On the face of it, “fatalities per passenger mile” looks like an appropriate measure of travel mode safety. If railways carry ten times as many passengers as airlines, and have five times as many fatalities, then other things being equal, they seem to be twice as safe. Other things aren’t equal though: passengers on planes on average travel much further than train passengers, so that’s a factor in the plane’s favour. But let’s examine this more closely.

What we really want to know is whether it’s safer to travel by plane or by train for the particular journeys we actually want to make.

We don’t have enough information here to make any kind of sensible judgement at all. Plane accidents are much more likely to occur near the beginning or (intended!) end of a flight, rather than while cruising at altitude between airports. Likewise, railway accidents are much more likely to occur at railway junctions or road intersections than on long stretches of uncomplicated track between cities. This means that the statistics of accidents per passenger mile, for both trains and planes, are strongly dependent on the length of the journeys.
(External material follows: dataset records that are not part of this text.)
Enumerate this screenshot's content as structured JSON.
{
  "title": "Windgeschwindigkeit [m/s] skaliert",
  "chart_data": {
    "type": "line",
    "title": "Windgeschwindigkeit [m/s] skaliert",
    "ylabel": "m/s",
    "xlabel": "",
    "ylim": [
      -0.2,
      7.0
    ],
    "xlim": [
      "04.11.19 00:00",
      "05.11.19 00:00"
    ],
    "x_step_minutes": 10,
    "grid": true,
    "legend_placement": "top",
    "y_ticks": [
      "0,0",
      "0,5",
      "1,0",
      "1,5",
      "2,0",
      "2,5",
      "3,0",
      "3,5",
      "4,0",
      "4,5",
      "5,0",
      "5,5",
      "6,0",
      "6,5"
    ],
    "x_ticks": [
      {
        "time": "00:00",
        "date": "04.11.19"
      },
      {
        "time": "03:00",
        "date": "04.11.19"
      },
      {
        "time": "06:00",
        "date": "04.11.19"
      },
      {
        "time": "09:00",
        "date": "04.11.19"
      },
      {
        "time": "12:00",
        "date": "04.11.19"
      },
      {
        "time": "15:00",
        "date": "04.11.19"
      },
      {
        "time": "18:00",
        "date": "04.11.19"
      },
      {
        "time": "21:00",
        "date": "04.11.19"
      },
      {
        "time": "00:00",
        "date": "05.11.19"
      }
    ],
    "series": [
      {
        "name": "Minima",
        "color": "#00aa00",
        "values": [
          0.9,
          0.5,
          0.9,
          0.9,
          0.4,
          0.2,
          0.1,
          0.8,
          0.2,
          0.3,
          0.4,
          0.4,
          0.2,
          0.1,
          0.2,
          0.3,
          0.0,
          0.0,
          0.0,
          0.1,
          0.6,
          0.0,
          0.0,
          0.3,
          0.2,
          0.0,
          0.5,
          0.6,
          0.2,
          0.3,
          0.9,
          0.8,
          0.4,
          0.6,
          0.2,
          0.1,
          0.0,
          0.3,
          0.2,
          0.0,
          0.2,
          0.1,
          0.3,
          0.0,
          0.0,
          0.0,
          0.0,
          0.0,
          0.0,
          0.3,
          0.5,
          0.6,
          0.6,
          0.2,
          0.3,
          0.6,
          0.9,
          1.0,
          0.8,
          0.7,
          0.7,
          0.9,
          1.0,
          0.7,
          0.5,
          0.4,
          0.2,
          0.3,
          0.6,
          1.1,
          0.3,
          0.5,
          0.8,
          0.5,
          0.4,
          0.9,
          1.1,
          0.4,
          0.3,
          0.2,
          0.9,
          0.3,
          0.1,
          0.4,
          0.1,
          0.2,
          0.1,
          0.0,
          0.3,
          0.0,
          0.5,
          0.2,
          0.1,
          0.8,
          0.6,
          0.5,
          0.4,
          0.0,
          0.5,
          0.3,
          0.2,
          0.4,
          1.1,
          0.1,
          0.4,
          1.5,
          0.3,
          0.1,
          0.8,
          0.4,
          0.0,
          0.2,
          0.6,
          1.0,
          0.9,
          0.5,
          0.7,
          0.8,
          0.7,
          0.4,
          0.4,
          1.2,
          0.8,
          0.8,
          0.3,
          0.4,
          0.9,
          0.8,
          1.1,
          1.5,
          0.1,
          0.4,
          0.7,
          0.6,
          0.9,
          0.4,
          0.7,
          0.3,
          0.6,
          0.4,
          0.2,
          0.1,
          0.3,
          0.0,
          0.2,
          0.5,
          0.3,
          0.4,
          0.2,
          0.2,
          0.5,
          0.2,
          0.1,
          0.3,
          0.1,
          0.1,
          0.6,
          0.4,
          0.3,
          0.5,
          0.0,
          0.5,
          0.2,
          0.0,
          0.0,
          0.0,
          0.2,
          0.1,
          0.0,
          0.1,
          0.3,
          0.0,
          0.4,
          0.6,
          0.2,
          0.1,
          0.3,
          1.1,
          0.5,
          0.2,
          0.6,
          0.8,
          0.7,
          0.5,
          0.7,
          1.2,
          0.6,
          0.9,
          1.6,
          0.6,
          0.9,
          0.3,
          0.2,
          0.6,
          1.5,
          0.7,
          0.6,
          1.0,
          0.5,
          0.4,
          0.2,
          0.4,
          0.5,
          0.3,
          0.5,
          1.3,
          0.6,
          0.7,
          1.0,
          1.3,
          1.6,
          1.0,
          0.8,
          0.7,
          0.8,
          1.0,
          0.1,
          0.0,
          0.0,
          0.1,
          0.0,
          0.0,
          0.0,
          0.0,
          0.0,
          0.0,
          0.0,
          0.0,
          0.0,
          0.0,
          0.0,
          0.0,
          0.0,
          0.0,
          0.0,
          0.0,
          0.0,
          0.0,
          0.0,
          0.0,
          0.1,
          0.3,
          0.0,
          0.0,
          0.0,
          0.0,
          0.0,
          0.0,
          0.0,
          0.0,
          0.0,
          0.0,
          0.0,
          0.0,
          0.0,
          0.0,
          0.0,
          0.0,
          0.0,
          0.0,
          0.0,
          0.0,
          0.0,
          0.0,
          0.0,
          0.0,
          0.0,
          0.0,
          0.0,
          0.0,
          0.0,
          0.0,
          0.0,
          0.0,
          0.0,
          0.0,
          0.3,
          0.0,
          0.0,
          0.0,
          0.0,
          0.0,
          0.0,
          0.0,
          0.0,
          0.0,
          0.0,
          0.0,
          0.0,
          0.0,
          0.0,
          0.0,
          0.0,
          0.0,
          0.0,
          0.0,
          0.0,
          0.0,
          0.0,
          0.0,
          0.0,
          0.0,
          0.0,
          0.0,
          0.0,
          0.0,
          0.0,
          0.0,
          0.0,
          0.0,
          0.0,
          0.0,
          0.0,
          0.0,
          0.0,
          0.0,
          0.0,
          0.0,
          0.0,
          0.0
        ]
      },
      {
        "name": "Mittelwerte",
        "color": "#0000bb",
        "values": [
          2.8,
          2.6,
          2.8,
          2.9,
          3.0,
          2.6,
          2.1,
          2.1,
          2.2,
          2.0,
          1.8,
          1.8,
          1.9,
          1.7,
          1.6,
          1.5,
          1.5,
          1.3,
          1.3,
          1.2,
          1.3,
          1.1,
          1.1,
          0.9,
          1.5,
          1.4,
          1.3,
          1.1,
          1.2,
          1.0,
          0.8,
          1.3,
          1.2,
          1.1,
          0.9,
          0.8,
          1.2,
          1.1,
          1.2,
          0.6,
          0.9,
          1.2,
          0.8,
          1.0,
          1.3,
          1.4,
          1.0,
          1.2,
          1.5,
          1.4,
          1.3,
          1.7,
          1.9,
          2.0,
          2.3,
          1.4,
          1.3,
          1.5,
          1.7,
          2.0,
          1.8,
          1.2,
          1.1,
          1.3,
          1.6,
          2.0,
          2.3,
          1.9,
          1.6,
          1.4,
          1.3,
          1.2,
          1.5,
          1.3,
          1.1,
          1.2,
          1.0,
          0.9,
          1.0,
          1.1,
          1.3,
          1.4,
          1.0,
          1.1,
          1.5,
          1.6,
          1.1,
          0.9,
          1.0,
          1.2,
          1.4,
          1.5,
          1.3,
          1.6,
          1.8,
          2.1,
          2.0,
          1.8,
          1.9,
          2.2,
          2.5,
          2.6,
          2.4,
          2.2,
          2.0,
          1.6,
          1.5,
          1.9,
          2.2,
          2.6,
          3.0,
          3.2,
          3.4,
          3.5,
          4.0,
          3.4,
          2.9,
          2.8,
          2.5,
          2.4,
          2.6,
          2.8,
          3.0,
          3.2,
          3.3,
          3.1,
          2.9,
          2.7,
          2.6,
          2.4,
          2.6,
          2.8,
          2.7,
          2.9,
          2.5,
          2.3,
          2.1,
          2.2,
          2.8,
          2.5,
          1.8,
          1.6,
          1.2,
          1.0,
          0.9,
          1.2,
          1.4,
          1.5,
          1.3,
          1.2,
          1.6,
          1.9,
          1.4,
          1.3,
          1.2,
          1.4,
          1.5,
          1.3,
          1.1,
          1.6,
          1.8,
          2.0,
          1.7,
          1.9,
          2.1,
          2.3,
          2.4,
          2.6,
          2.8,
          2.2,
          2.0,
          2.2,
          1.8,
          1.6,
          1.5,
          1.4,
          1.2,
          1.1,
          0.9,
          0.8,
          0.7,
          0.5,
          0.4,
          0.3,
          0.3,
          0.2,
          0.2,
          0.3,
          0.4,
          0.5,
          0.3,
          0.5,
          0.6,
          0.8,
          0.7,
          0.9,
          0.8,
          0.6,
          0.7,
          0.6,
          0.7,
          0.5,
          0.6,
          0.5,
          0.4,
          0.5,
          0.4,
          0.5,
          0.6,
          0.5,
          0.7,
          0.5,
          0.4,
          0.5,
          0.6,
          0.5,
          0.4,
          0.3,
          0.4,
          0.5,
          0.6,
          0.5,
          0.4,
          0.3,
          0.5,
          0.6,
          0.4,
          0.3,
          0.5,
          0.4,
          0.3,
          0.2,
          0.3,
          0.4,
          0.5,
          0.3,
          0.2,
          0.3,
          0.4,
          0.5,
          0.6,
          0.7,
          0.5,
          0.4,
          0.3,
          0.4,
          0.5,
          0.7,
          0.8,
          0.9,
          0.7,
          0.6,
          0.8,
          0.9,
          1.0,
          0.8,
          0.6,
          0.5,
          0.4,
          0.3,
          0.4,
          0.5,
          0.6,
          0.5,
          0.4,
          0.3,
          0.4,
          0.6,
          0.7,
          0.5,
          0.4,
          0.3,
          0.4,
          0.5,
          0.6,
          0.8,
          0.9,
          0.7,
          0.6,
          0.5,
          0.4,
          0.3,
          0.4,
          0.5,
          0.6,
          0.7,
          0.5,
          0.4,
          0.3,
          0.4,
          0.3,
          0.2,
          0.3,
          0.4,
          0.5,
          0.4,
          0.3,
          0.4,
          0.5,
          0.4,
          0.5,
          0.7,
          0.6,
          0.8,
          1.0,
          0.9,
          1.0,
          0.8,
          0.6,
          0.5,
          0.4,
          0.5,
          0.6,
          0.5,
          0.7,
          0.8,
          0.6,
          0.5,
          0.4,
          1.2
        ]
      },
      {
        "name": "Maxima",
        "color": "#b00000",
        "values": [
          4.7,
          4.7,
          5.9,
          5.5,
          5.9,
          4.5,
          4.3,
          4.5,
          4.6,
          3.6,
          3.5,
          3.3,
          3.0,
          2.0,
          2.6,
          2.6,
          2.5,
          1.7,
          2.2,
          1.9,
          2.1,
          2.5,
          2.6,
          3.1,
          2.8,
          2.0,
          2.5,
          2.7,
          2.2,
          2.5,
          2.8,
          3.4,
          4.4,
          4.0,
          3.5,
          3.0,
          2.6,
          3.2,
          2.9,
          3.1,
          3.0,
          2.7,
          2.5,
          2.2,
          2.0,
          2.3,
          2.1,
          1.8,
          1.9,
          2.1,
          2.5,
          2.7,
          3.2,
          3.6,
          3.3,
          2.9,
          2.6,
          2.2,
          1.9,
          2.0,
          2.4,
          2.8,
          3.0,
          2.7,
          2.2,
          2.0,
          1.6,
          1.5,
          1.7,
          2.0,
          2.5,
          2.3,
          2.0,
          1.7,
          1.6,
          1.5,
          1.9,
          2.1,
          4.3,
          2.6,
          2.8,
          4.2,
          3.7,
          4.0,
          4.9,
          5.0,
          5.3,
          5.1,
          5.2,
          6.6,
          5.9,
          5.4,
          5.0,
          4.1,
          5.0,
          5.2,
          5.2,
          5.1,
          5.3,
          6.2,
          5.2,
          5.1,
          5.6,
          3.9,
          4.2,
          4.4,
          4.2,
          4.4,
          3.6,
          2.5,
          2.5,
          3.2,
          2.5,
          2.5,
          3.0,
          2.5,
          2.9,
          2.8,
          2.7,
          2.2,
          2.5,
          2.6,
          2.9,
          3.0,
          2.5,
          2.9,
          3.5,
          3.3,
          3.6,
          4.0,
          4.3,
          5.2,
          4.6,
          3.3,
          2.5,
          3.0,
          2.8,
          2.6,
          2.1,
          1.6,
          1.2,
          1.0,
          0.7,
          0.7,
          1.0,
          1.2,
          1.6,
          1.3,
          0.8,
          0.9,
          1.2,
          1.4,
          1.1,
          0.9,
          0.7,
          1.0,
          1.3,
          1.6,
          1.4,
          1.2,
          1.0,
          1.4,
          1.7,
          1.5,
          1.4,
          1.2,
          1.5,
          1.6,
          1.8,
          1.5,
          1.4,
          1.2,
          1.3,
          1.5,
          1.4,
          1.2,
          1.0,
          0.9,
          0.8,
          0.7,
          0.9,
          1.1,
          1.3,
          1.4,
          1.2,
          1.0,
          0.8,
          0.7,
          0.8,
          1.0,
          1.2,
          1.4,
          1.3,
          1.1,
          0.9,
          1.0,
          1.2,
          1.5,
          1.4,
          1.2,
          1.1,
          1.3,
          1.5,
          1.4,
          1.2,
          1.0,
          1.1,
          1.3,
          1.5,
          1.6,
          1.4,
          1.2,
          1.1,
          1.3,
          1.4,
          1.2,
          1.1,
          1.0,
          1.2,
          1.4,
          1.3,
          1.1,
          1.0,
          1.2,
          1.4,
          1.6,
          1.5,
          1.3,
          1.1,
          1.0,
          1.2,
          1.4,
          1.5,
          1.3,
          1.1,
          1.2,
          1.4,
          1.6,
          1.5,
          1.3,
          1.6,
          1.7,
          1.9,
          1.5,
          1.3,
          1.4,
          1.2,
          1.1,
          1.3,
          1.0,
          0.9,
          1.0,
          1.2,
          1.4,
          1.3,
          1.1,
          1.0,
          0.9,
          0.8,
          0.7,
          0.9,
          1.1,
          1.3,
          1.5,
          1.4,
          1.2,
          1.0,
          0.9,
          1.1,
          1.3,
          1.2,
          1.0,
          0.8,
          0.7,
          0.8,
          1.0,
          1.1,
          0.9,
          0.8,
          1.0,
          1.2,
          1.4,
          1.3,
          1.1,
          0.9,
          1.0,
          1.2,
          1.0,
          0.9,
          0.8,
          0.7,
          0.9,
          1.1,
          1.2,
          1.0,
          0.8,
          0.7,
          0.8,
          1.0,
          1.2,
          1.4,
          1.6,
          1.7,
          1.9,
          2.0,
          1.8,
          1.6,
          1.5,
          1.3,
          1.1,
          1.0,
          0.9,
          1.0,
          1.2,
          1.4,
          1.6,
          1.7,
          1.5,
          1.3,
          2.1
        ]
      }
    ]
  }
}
Shorter flights, with a larger proportion of their mileage close to the airports of departure and intended arrival, are less safe (per passenger mile) than long flights; likewise, short train journeys, with a larger proportion of their mileage in the cities of departure and intended arrival, are less safe (per passenger mile) than long train journeys.

If you’re travelling thousands of miles, in general you don’t have the option of travelling by train, and if you’re travelling ten or twenty miles, in general you don’t have the option of travelling by plane. It’s only for distances of a few hundred miles where you have both options – and those are the least safe flights per passenger mile, and the safest train journeys. Which is actually safer? You can’t tell from the simple “fatalities per passenger mile” figure. And that’s the only figure they’re going to give you.

You can’t drive from the living room to the kitchen, either; and you can’t (in general) walk twenty miles to work and back. But going a mile to school, which is safer, driving or walking? Simple statistics for accidents per passenger mile in cars versus accidents per pedestrian mile don’t tell you.

One has to give officialdom the benefit of the doubt, and suppose that this confusion is due to their incompetence, but it’s sometimes hard not to think the obfuscation is deliberate. Airlines are the main beneficiaries of these particular misconceptions.

You have to look at statistics carefully. The implications are often not what they at first appear to be. This may or may not be deliberate misrepresentation; sometimes whoever is presenting the statistics may themselves misunderstand the implications. Very often the information you really want is actually not possible to deduce from what is presented, as in this case.

Statistics, if properly done, can be very useful in assessing relative risks – but they’re not often properly done, and even less often properly presented.